The Eden Park oyster incident didn't even pop into my mind as half a dozen oysters went down the hatch yesterday.
Skycity group executive chef Warren Bias may have been trying to tell me something, but I only grunted a response.
Raw, with or without a squeeze of lime, or battered in tempura, the oysters proved delicious. These were Clevedon Coast premiums, big, fat and juicy.
The brief was to find out what made a good oyster - and for the sake of journalism, I volunteered to down some. Just send my QSM to the Weekend Herald, thanks.
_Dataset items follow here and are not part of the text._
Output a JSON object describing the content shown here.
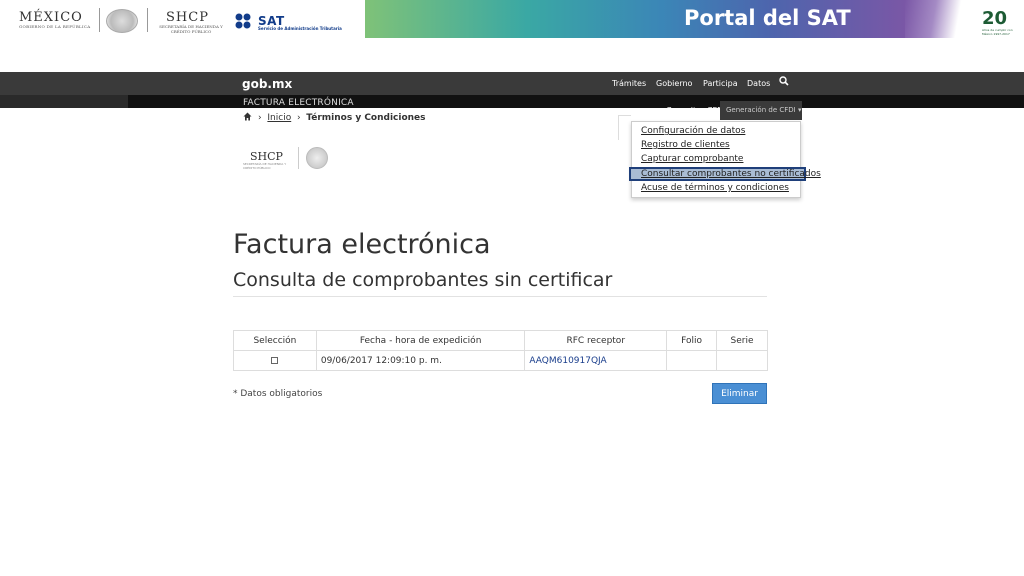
{
  "banner": {
    "mexico_title": "MÉXICO",
    "mexico_sub": "GOBIERNO DE LA REPÚBLICA",
    "shcp_title": "SHCP",
    "shcp_sub": "SECRETARÍA DE HACIENDA Y CRÉDITO PÚBLICO",
    "sat_name": "SAT",
    "sat_sub": "Servicio de Administración Tributaria",
    "portal_title": "Portal del SAT",
    "anniv_num": "20",
    "anniv_sub": "Años de cumplir con México 1997-2017"
  },
  "gobnav": {
    "logo": "gob.mx",
    "items": [
      "Trámites",
      "Gobierno",
      "Participa",
      "Datos"
    ],
    "search_icon": "search-icon"
  },
  "factbar": {
    "label": "FACTURA ELECTRÓNICA",
    "consultar_cfd": "Consultar CFD",
    "generacion_cfdi": "Generación de CFDI ▾"
  },
  "breadcrumb": {
    "home_icon": "home-icon",
    "inicio": "Inicio",
    "current": "Términos y Condiciones"
  },
  "dropdown": {
    "items": [
      "Configuración de datos",
      "Registro de clientes",
      "Capturar comprobante",
      "Consultar comprobantes no certificados",
      "Acuse de términos y condiciones"
    ],
    "highlighted_index": 3
  },
  "content_logo": {
    "title": "SHCP",
    "sub": "SECRETARÍA DE HACIENDA Y CRÉDITO PÚBLICO"
  },
  "page": {
    "title": "Factura electrónica",
    "subtitle": "Consulta de comprobantes sin certificar"
  },
  "table": {
    "headers": [
      "Selección",
      "Fecha - hora de expedición",
      "RFC receptor",
      "Folio",
      "Serie"
    ],
    "rows": [
      {
        "fecha": "09/06/2017 12:09:10 p. m.",
        "rfc": "AAQM610917QJA",
        "folio": "",
        "serie": ""
      }
    ]
  },
  "footer": {
    "required_note": "* Datos obligatorios",
    "eliminar": "Eliminar"
  },
  "colors": {
    "nav_bg": "#3a3a3a",
    "button_blue": "#4a8fd4",
    "link_blue": "#1a3e8c",
    "highlight_border": "#1f3f7a"
  }
}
Roly Rush, general manager of Clevedon Coast Oysters, says a good oyster should have "porcelain white to white" meat, and be reasonably fleshy. A good guide is a 70 per cent flesh-to-shell ratio.
But telling apart a New Zealand-grown oyster and a Korean import is nearly impossible, he says. In the Eden Park incident, the Korean oysters were Pacific oysters, the same variety as those from Clevedon.
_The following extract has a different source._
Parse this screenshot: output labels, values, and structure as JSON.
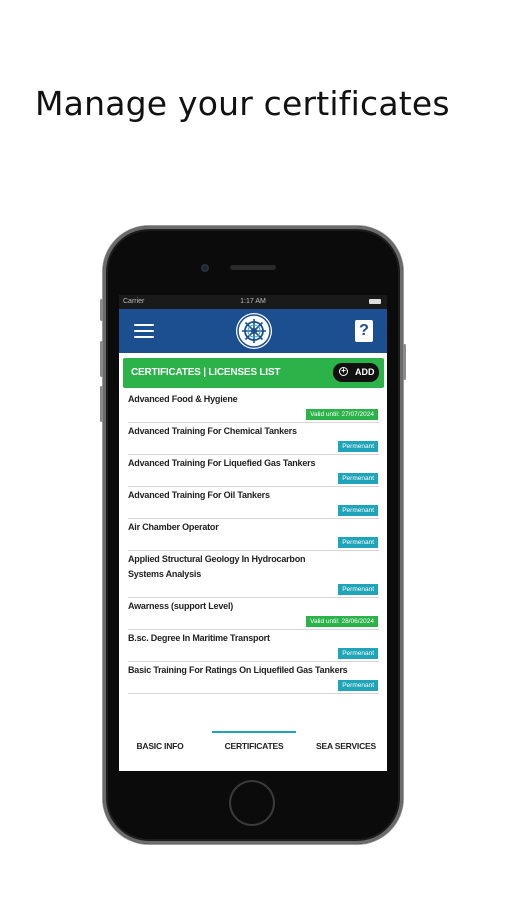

The only distinction Rush could think of was that in mass catering their oysters would not be cut away from the shell and turned over to present the best side, as doing that would be time-consuming.
Bias says most restaurants like his cut and turn oysters, as it looks better and makes for easier eating. Both men prefer raw oysters on the half shell: fresh from the sea for Rush, with a squeeze of lemon for Bias.
"It's such a New Zealand thing to eat them raw," says Rush.
Even when cooking, Bias says, oysters should just be warmed through so as not to turn the delicate flesh rubbery.
Rush says that method is clearly safe with New Zealand oysters, as restrictions and rules mean the oysters are grown and handled to the strictest standards. Packaging on Korean oysters clearly stipulates that they need to be cooked through.
Winter is usually the best time to enjoy fresh oysters, he says. The harvest season spans from late March to late November for Pacific oysters.
Outside those months they spawn, which affects their taste and texture and causes the flesh to turn a creamy colour.
Oysters served in summer by restaurants have usually been frozen.
When thawed, Rush says, they have the taste and texture of fresh oysters.